YouNoodle, an online community and website for entrepreneurs, just unveiled a feature that’s certain to attract (and anger?) plenty of curious users — a “startup predictor” that scores early-stage companies’ promise and feasibility, and even estimates what their value will be in three years.
The San Francisco startup already drew a fair amount of skepticism when it announced its intentions back in February. But VentureBeat Editor Matt Marshall thought the basic idea isn’t totally crazy, and after talking to chief executive Bob Goodson, I agree.
Here’s how the predictor works: You fill out a lengthy questionaire about a startup, which gathers information about four factors — the founding team, financial information, advisors and the concept. It crunches the data, then gives you a score based on a 1,000-point scale and a valuation. The goal is to provide investors with a quantitative, “scientific” guide to whether a startup will be a good investment.
Is there really a scientific way to measure something like team dynamics and potential? There is, Goodson says — the startup predictor draws heavily on social network theory, and it even has a Stanford Ph.D. student named Rebecca Hwang on its team who does research on that very subject.
Naturally, I had to get a valuation for VentureBeat. After plowing through page after page of questions, what really struck me is the emphasis that seems to be placed on the founding team, while questions about concept and finances are relatively sparse. For example, I didn’t have to enter any information at all about VentureBeat’s revenue or traffic, which is a bit odd. The reasoning is that YouNoodle (for now, at least) just provides a “snapshot” of a startup right when it’s getting out the gate, Goodson says. To use a metaphor from the press release, YouNoodle looks at a startup’s DNA, not its growth and development.
That’s also why the predictor wouldn’t provide a score for VentureBeat as its exists today, only as it was in January 2008 (before I joined). Now we’re too advanced, apparently.
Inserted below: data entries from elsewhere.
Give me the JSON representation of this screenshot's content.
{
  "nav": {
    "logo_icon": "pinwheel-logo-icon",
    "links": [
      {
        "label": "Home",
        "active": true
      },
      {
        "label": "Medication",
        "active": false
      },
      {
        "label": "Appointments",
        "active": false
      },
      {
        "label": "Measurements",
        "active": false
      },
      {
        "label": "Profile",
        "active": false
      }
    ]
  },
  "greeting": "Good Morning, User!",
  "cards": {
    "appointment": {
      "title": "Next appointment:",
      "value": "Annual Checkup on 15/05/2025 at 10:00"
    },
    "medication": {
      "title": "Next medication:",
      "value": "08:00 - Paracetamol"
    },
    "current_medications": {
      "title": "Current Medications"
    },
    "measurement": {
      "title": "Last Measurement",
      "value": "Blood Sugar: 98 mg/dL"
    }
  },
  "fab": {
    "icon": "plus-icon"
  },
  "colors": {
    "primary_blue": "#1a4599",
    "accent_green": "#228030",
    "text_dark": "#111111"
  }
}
To get a better sense of YouNoodle’s accuracy, TechCrunch asked the company to calculate a few more valuations of high-profile companies based on available information about their early stages. Goodson sent the analysis along to me. In cases where real-world numbers are available for comparison, YouNoodle was usually a bit off. For example, it predicted a $124 million valuation for social application startup Slide, and a $71 million valuation for competitor RockYou. As of their most recent fundings, the companies were actually valued $550 million and $250 million, respectively. That’s pretty far off, but Goodson notes that YouNoodle did predict that Slide’s founding team was stronger.
On the other hand, YouNoodle came quite close for semantic search startup Powerset — it gave a valuation of $104 million, and indeed, Microsoft acquired Powerset for a little more than $100 million.
So is there anything to YouNoodle’s claims? It’s hard to say. I do think that the valuations, while a nice attention-getter, are actually the least useful part of what the startup predictor offers, because they’re not based on a full picture, and it’s already clear that they can miss the mark by a lot. But the YouNoodle rating (VentureBeat’s was 304 out of 1,000) could be a good way to compare different companies — so if Startup X gets a rating of 300 and Startup Y gets a rating of 400, people might eventually feel confident saying that Startup Y has a stronger founding team, and that could be one of the factors to consider when making a deal.
YouNoodle has received angel investments from Slide’s Max Levchin, Peter Thiel, Thiel’s investment firm The Founders Fund and five others.